My name is Jay Johnson and I’m an ordained priest in the Episcopal Church, a Christian theologian, a teacher, and writer. Call me a theological geek or maybe just peculiar, but I truly believe that the Christian Gospel can transform individuals, communities, and the world.
More than peculiar, the Gospel is really quite odd, strange, unconventional, and even in some senses queer. To me, all of that describes well the transformative potential of the Christian gospel. Christianity should seem at least a bit strange in the modern world, look a little odd, and shape unconventional communities of faith, hope, and love who change the world. Or as an old biblical translation of 1 Peter 2:9 would have it, Christians are a “peculiar” people.
Rowan Williams, the current Archbishop of Canterbury, once wrote that the whole story of Christian faith tell us but one thing: That God desires us. I find that amazingly transformative and good news. Williams went further and suggested that this good news ought to shape churches as places where people find themselves desired and occasions for joy.

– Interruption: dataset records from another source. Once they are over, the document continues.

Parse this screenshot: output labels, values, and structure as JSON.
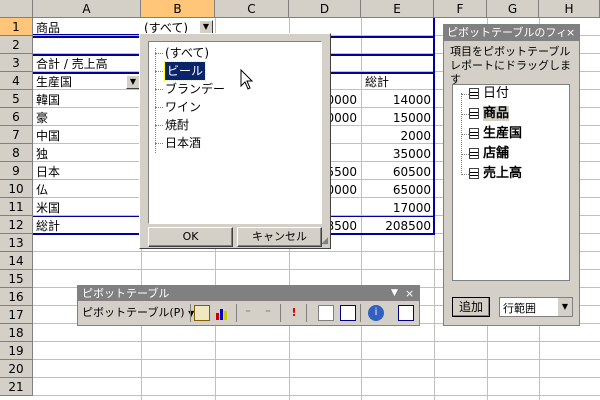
{
  "columns": [
    "A",
    "B",
    "C",
    "D",
    "E",
    "F",
    "G",
    "H"
  ],
  "rows": [
    "1",
    "2",
    "3",
    "4",
    "5",
    "6",
    "7",
    "8",
    "9",
    "10",
    "11",
    "12",
    "13",
    "14",
    "15",
    "16",
    "17",
    "18",
    "19",
    "20",
    "21"
  ],
  "pivot": {
    "page_field_label": "商品",
    "page_field_value": "(すべて)",
    "data_label": "合計 / 売上高",
    "row_field": "生産国",
    "total_header": "総計",
    "row_labels": [
      "韓国",
      "豪",
      "中国",
      "独",
      "日本",
      "仏",
      "米国",
      "総計"
    ],
    "partial_d": [
      "0000",
      "0000",
      "",
      "",
      "5500",
      "0000",
      "",
      "8500"
    ],
    "totals": [
      "14000",
      "15000",
      "2000",
      "35000",
      "60500",
      "65000",
      "17000",
      "208500"
    ]
  },
  "dropdown": {
    "items": [
      "(すべて)",
      "ビール",
      "ブランデー",
      "ワイン",
      "焼酎",
      "日本酒"
    ],
    "selected_index": 1,
    "ok_label": "OK",
    "cancel_label": "キャンセル"
  },
  "pivot_toolbar": {
    "title": "ピボットテーブル",
    "menu_label": "ピボットテーブル(P)",
    "close": "×",
    "icons": [
      "format-report-icon",
      "chart-wizard-icon",
      "hide-detail-icon",
      "show-detail-icon",
      "refresh-icon",
      "include-hidden-icon",
      "always-display-icon",
      "field-settings-icon",
      "field-list-icon"
    ]
  },
  "field_list": {
    "title": "ピボットテーブルのフィ",
    "instruction": "項目をピボットテーブル レポートにドラッグします",
    "fields": [
      {
        "label": "日付",
        "bold": false
      },
      {
        "label": "商品",
        "bold": true
      },
      {
        "label": "生産国",
        "bold": true
      },
      {
        "label": "店舗",
        "bold": true
      },
      {
        "label": "売上高",
        "bold": true
      }
    ],
    "add_button": "追加",
    "area_select": "行範囲"
  }
}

I truly believe that if Christian communities took that call seriously, we would change the world. I have devoted my vocation (and this blog) to nurturing precisely that kind of transforming energy.

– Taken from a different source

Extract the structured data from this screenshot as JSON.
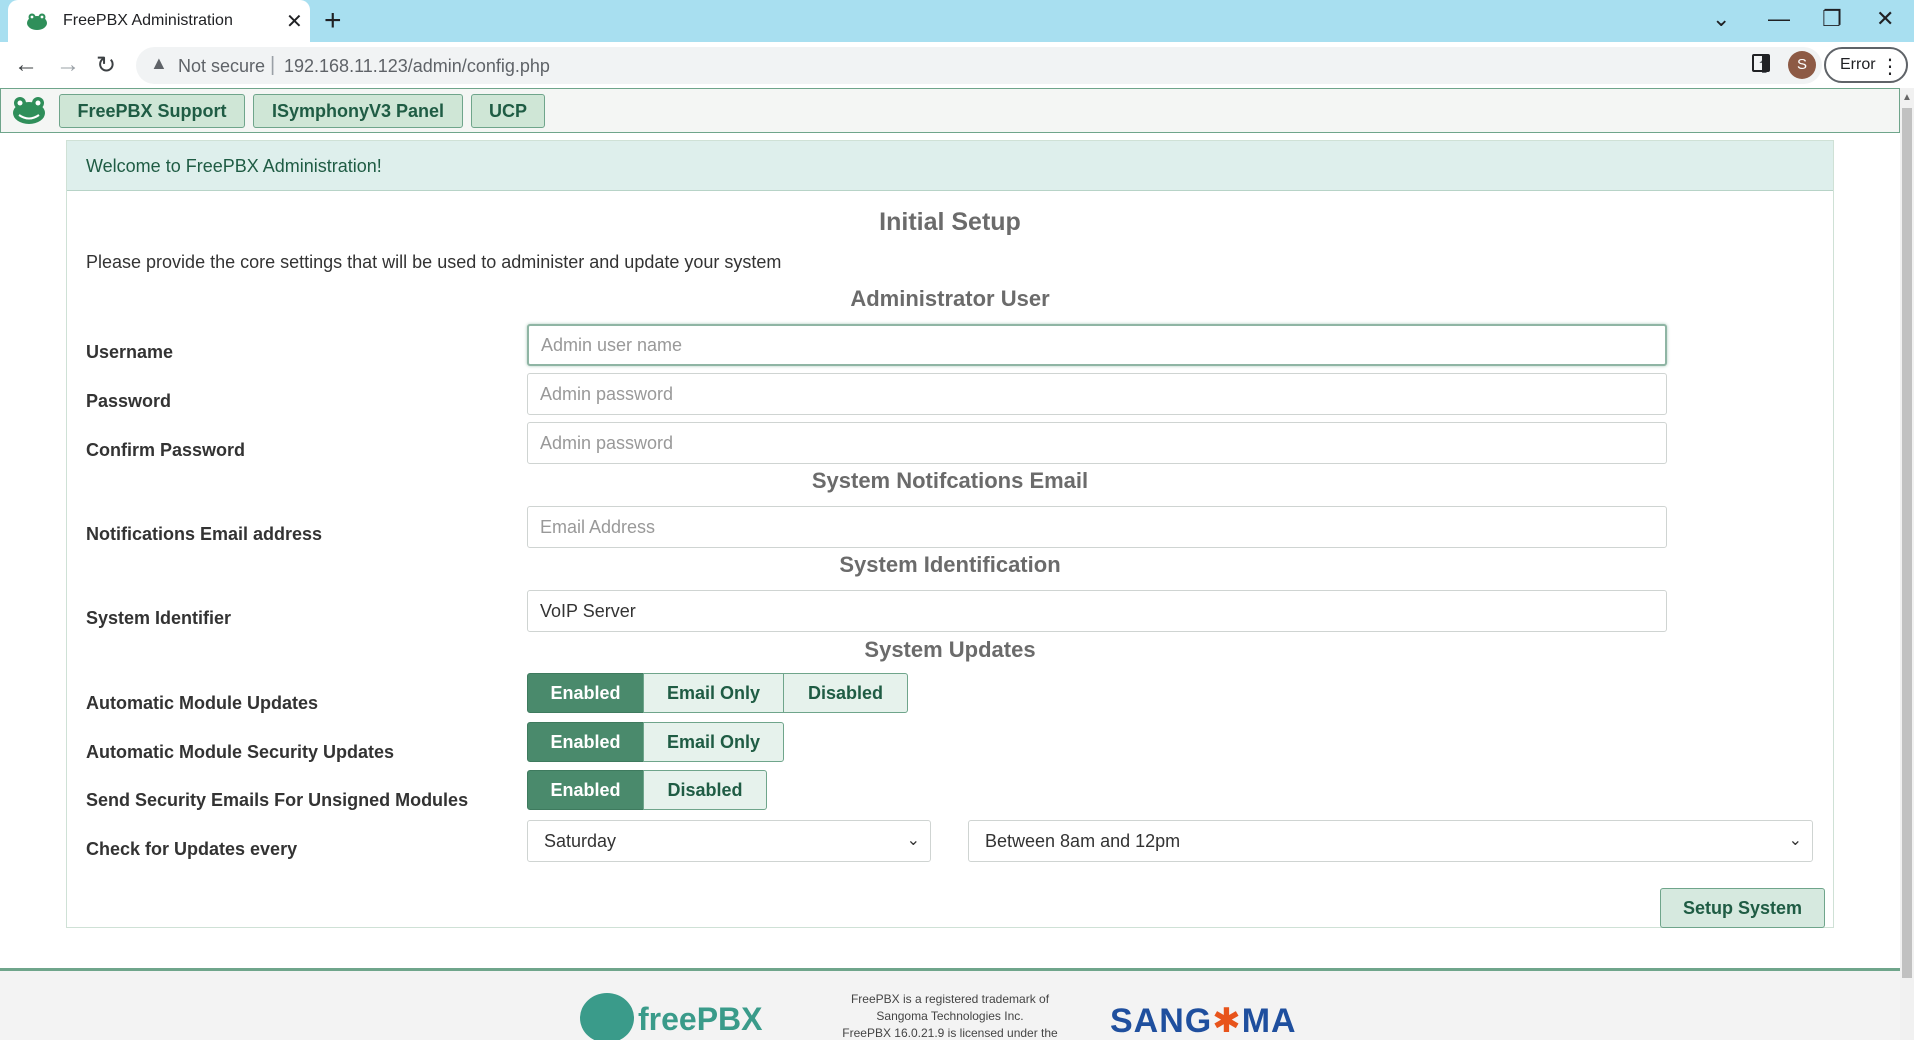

For a bit more on why in the world (literally) Christian faith should be peculiar, you can read a bit more about that here. For many Christians, the first question is really about the Bible, which I think is a very odd, strange, and peculiar book indeed (and I mean that in a good way!). Read just a bit more about my take on the Bible here.
I’m endlessly fascinated by all things divine and I’m committed to nurturing the wonderfully peculiar potential of Christian faith to energize communities as witnesses to the Gospel today.This blog is devoted to what that might mean, my musings and speculations, and I hope, some sustained conversation about how we can manifest the divine promise of abundant life (John 10:10) economically, politically, socially, culturally, and religiously. To do all that with a good sense of humor is not only helpful but, in my view, necessary.

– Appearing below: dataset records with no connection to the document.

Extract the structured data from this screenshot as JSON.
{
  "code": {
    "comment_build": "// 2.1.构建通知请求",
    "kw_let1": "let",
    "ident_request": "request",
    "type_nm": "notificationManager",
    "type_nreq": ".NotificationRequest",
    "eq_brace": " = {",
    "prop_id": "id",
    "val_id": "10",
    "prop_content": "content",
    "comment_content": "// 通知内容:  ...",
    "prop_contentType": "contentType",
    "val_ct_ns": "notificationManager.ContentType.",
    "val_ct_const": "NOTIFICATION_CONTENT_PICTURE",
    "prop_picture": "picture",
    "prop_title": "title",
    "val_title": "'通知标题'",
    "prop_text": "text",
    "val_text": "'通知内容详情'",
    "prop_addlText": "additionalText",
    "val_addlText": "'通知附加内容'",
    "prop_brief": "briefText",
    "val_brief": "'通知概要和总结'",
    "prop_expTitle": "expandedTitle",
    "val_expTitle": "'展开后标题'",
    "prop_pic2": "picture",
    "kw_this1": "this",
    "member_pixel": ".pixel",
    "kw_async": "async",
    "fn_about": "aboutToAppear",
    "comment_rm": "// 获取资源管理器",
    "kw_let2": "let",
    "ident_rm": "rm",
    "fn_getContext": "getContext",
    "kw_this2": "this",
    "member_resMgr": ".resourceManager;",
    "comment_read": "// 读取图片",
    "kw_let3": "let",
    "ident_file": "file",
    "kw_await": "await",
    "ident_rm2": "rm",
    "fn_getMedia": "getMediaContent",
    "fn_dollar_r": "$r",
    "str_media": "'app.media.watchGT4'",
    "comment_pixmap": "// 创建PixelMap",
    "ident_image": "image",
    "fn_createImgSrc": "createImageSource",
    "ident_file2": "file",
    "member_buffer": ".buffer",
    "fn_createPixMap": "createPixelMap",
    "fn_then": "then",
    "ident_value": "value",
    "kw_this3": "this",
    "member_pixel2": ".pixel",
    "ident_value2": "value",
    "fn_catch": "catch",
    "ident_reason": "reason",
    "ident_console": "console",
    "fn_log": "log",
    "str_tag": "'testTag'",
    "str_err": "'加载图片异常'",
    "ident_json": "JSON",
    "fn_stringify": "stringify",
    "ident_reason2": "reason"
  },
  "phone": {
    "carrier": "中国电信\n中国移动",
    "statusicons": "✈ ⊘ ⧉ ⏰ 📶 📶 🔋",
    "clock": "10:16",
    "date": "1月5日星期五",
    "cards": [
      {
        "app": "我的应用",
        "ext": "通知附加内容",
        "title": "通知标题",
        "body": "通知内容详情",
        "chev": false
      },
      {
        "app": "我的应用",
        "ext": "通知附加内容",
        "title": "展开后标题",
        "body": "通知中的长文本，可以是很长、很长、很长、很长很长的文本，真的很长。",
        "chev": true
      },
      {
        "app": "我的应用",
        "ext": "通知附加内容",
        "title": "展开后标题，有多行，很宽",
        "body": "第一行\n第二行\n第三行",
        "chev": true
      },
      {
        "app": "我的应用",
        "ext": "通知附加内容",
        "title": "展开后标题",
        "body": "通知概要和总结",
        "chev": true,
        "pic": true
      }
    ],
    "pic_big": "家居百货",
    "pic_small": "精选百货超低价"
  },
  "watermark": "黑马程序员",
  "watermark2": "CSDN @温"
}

When I’m not blogging, I wear a number of other hats, including: as a member of the core doctoral faculty at the Graduate Theological Union; as an adjunct faculty member at Pacific School of Religion (PSR) and the Church Divinity School of the Pacific, and as Senior Director of Academic Research and Resources at the Center for Lesbian and Gay Studies in Religion and Ministry at PSR — all in Berkeley, California.
I earned a B.A. degree in Biblical and Theological Studies from Wheaton College (Illinois) in 1983, an M.Div. from Nashotah House Episcopal Seminary (with honors) in 1988, and the Ph.D. in philosophical theology from the Graduate Theological Union in 1998. My first book, Dancing with God: Anglican Christianity and the Practice of Hope, was published by Morehouse/Continuum in 2005.